APRÈS LA PRODUCTION, LE LEAN GAGNE LES PROJETS R & D

Enquête | publié le : 02.10.2012 | MARIETTE KAMMERER

Dans cette entreprise de hautes technologies, des techniques de résolution de problèmes, déclinées dans les services de R & D, ont notamment permis de réaliser moins d’erreurs et de mieux tenir les délais. La CGT y voit une déshumanisation du travail.

À Thales, le lean a démarré il y a plus de dix ans au niveau international, et la direction a décidé en 2010 de le rendre obligatoire dans toutes les unités de production. L’objectif affiché n’est pas une réduction des coûts mais une amélioration de la compétitivité, notamment en termes de délais et de qualité. « On s’est aperçu que, pour progresser sur ces deux plans, il fallait intervenir en amont de la production, au niveau de la conception des projets, c’est-à-dire des équipes de recherche et développement », indique Cécile Roche, directrice du lean au niveau du groupe.

Projets pilotes

Un référent, Luc Delamotte, responsable du lean en ingénierie, a été formé pour adapter le lean à des projets de R & D. Depuis un an, une dizaine de projets pilotes – développement de satellites, de logiciels, intégration de produits – se sont vus appliquer les principes du lean avec succès. Ils consistent à « satisfaire le client en développant les compétences des personnes à travers la résolution de problèmes ».

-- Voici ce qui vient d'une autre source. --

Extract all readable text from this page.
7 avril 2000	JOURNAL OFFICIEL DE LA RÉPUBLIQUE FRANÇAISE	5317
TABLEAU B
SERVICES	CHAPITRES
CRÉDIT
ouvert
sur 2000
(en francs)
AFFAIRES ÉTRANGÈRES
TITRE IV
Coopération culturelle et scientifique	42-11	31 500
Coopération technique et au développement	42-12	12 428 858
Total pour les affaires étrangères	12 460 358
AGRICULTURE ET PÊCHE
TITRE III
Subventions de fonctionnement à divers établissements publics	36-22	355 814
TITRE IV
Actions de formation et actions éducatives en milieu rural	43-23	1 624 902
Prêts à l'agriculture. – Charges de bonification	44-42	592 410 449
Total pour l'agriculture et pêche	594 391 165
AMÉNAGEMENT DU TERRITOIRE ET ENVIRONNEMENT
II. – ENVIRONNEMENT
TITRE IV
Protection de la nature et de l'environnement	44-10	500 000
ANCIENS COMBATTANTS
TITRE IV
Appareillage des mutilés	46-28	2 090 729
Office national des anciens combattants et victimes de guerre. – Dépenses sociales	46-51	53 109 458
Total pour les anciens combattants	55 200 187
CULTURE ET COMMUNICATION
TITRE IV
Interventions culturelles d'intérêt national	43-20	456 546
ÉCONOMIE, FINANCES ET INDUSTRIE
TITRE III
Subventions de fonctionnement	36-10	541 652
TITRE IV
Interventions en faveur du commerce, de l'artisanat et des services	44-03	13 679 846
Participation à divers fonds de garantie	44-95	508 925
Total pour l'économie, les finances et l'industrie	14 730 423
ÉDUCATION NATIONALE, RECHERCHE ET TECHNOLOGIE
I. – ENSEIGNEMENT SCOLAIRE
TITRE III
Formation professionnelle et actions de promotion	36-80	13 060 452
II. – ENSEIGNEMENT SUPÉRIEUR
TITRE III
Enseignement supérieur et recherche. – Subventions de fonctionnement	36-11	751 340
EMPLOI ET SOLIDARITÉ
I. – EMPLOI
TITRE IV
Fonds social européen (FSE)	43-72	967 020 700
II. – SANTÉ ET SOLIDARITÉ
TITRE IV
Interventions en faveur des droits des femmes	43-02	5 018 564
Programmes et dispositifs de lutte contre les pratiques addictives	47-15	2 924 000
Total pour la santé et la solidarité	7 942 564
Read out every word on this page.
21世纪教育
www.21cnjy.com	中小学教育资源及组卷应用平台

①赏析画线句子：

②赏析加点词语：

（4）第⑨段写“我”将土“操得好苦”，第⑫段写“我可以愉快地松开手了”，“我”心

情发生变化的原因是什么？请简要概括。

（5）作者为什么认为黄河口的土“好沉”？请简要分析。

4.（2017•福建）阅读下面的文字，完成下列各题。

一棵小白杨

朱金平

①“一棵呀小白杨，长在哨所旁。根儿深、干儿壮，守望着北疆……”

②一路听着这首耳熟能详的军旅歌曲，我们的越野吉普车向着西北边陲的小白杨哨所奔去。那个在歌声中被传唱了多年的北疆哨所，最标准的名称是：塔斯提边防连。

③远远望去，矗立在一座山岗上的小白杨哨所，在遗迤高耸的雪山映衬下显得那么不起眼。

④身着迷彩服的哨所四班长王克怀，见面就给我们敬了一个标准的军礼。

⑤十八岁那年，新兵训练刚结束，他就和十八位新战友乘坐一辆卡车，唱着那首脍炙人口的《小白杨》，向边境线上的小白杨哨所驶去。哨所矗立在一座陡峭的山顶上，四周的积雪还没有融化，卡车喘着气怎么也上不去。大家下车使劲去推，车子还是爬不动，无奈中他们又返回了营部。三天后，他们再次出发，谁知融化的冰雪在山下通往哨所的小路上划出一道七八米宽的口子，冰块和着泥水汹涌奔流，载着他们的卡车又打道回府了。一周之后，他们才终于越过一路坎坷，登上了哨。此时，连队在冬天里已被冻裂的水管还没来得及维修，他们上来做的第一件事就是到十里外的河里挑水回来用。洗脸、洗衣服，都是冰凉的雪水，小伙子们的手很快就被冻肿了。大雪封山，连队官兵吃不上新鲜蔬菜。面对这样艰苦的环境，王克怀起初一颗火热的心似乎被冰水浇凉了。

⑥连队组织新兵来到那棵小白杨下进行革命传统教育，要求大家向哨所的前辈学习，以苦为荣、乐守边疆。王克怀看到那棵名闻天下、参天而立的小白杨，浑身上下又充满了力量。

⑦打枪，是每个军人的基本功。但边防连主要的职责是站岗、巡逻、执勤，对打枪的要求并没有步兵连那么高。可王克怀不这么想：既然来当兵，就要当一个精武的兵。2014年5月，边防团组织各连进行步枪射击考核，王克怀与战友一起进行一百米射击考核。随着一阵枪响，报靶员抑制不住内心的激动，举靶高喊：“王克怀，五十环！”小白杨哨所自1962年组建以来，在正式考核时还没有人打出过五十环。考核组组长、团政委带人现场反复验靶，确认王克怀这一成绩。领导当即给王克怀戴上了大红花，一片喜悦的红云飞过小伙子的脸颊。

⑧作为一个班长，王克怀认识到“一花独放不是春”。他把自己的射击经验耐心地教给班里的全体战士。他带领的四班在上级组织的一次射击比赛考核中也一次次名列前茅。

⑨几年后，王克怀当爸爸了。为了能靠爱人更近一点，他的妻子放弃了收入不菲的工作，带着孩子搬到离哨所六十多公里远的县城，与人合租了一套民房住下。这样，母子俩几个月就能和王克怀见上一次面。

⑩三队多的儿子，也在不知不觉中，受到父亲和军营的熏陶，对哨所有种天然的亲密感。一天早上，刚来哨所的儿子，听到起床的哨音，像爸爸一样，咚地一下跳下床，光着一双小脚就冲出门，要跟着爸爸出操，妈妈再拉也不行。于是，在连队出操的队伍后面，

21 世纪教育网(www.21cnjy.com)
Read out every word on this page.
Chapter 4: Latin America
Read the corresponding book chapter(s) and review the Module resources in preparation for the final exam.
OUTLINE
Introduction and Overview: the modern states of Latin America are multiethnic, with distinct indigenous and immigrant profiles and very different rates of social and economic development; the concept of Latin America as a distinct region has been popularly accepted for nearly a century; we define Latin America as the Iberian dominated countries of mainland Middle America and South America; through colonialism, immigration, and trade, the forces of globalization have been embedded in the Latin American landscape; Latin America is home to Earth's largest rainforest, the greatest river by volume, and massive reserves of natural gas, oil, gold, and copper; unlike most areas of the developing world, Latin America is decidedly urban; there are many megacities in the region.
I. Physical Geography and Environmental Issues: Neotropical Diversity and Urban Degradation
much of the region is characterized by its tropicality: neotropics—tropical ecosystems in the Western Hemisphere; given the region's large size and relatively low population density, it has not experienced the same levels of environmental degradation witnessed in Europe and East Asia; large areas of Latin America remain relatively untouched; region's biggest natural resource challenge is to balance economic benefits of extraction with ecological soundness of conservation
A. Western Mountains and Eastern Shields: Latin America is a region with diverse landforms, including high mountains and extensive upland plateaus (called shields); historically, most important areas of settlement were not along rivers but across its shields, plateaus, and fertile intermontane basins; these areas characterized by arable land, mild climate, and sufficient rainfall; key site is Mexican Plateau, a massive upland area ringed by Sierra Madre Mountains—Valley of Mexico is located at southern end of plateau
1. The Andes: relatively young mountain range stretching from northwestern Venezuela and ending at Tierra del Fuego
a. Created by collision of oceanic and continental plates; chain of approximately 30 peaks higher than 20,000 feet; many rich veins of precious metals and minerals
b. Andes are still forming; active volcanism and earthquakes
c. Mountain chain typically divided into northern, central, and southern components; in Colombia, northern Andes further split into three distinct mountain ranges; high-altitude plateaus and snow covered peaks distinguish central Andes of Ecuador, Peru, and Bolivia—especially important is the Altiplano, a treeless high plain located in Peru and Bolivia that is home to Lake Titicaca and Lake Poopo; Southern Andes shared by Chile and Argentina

Avec les équipes d’ingénieurs et informaticiens de R & D, Thales pratique l’obeya – gran de salle en japonais –, soit une pièce couverte d’informations visuelles permettant un pilotage de projet en temps réel. Le manager organise des réunions très courtes mais régulières avec l’ensemble de l’équipe impliquée dans le projet, afin d’identifier d’éventuels blocages avant qu’ils ne compromettent la tenue des objectifs. « Chacun est encouragé à exposer ses problèmes afin de les résoudre ensemble. Il y a une transparence sur ce que chacun fait, on évite que les retards s’accumulent », explique Cécile Roche.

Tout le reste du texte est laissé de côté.